The only perennial season in India is marriages. And perhaps, to an extent, controversies. Looked closely, the two do share some common attributes but let’s leave that for another day another column. If it isn’t the beef ban, it’s probably some landlord in Mumbai putting up a classified for a vegetarian onion-free family to move into his shanty apartment, the one he doesn’t live within miles of anyway. Or else, it is some dry day in the capital for an obscure reason which only gets (infamously) noticed because it keeps us away from our alcohol. And then let’s not forget that famous festival of nine days which hits the F&B establishments so bad that they are compelled to change menus and lock away the alcohol cabinet. Luckily for some, it’s only an affliction in parts and saner quarters continue to lead normal lives.
But then, once those days are over and the winter chill is just beginning to brace the early mornings and the late evenings of the capital, people know it is time to party. And how! The food festival is not a single-day celebration but an entire season, if it can be called such, and it begins sometime now and lingers on for as long as the weather allows. That and our annual Diwali bonuses. The idea of a food festival is to celebrate food. Pretty logical really, wouldn’t make sense if a food fest was about stand-up comedy. But that said, a food fest has to go beyond the expected offering of good grub and find ways to entertain and enthral the teeming crowds. Here are a few ideas that I have found work, some that are already a part of the Indian food fest diaspora, some that could do well to be incorporated.
1. Stand-up Comedy: If I were live on stage then this is where the drummer would have given me a ‘ba-dum-tish’ kind of joke climax roll. But it works. You come for the food, stay for the laughs. It’s hearty bonhomie all around. It’s better than trying to blend in a rock concert, which requires both hands and head to rock and bob appropriately.
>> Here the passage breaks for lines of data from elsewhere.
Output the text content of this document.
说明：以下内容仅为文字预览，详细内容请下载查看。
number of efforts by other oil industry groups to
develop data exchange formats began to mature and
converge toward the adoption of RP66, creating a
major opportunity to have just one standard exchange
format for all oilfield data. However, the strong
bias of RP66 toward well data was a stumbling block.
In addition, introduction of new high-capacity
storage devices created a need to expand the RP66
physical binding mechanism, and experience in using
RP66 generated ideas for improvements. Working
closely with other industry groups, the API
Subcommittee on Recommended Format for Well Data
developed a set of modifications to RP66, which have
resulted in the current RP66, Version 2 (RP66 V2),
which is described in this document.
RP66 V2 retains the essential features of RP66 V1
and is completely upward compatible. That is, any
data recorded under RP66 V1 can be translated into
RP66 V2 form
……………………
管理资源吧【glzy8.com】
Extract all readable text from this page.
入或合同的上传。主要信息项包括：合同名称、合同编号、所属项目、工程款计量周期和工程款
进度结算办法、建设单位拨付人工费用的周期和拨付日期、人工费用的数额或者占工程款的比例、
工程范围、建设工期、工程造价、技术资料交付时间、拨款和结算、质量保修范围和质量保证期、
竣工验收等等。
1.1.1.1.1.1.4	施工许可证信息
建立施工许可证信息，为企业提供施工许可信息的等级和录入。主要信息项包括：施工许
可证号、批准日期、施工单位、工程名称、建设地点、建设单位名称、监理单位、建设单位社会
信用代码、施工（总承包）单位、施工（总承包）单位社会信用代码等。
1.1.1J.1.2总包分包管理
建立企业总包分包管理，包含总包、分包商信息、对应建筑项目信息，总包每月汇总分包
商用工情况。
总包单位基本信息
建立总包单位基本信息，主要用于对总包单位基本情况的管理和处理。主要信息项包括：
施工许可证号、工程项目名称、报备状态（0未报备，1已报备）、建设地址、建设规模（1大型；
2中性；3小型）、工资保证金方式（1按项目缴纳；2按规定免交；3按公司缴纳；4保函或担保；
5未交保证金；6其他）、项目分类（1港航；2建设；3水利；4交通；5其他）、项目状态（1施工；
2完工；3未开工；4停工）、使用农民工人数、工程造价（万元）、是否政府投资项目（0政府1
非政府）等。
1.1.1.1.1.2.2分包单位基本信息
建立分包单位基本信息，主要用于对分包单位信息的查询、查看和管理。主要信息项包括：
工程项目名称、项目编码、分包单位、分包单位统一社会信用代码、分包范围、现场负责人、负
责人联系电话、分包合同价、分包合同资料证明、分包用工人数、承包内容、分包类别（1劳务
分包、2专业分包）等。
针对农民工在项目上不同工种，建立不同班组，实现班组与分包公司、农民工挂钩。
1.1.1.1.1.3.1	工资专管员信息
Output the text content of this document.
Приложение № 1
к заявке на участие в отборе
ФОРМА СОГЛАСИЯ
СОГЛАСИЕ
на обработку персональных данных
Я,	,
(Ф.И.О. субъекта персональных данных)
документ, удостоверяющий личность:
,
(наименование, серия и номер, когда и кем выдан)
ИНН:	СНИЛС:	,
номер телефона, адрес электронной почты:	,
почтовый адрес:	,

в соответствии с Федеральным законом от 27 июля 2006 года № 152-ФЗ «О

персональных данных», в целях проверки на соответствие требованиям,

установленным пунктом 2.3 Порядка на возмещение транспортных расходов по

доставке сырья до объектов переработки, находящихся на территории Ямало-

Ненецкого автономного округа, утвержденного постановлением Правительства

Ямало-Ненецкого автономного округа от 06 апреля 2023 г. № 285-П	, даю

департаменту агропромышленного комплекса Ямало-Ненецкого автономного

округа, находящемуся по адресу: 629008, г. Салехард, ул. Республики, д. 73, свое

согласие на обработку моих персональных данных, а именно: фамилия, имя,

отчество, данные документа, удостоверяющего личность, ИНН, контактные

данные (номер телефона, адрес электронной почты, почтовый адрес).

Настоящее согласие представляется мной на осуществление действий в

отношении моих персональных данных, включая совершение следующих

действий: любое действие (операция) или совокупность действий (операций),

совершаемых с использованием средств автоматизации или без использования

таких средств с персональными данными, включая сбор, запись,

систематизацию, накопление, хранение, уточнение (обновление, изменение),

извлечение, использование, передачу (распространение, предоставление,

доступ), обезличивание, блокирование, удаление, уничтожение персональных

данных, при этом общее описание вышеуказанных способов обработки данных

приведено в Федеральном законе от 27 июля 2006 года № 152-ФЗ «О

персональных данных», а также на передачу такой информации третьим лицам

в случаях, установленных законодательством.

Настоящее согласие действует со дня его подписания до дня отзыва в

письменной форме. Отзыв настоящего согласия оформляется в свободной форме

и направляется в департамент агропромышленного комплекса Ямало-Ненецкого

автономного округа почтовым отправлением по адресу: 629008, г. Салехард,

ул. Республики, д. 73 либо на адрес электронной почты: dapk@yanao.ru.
2. Music: Yes, I am on a bit of a self-contradictory roll here. But when I say music, I mean the kind that fills the background drowning away the sea of horn-clanking vehicular contraptions that are stalled outside the venue, either trying to get in, or get out, or being confused about it since they’ve been stuck so long in the inexplicable traffic jam. So, no rock concerts please, but something that will make for foot-tapping nostalgic memories.
3. Competitions: I don’t mean beer pong but something that involves a superlative of sorts: spiciest vindaloo, fastest burger chomp-down, most prawns eaten in a minute—something that’s a wasteful degenerate import from the West and yet sensible enough to not gross out families with kids.
4. Food Trucks: If there’s one thing we like more than food stalls at a fest from famous restaurants, it’s food trucks. Food trucks are what pop-ups were two years ago. A few people recognise this need of ours to see food on motored wheels and have modelled something out of their old vans to resemble a kitchen on wheels. The food may not be great but is good in a grubby/hearty manner. More pertinently, the attraction and aspiration quotients are priceless, especially for the midlife challenged: at one point everyone wanted to retire to a private cosy little vineyard, or open a horse-breeding farm. Today, it’s running a food truck.
5. Education: Ever since the world got introduced to dirty words like ‘organic’, ‘food miles’ and ‘fairtrade’, it seems consumers just can’t get enough of it. Forget diamonds, people want to know that their potatoes are not (blood) stained. OK, that may be a bit of a leap but you get the point. It would be great if food festivals became a venue for picking up dope on what we eat: provenance, usage, even calories, all these are information that have practical everyday application. Chefs can go a step ahead and even do live demos—without going all Masterchef on us—and bring us up to speed. Idea is to inform and create awareness. Remember the time when asparagus and artichoke were exotic imports from your air-conditioned veggie shop? See what happened to them once food fest-goers discovered them!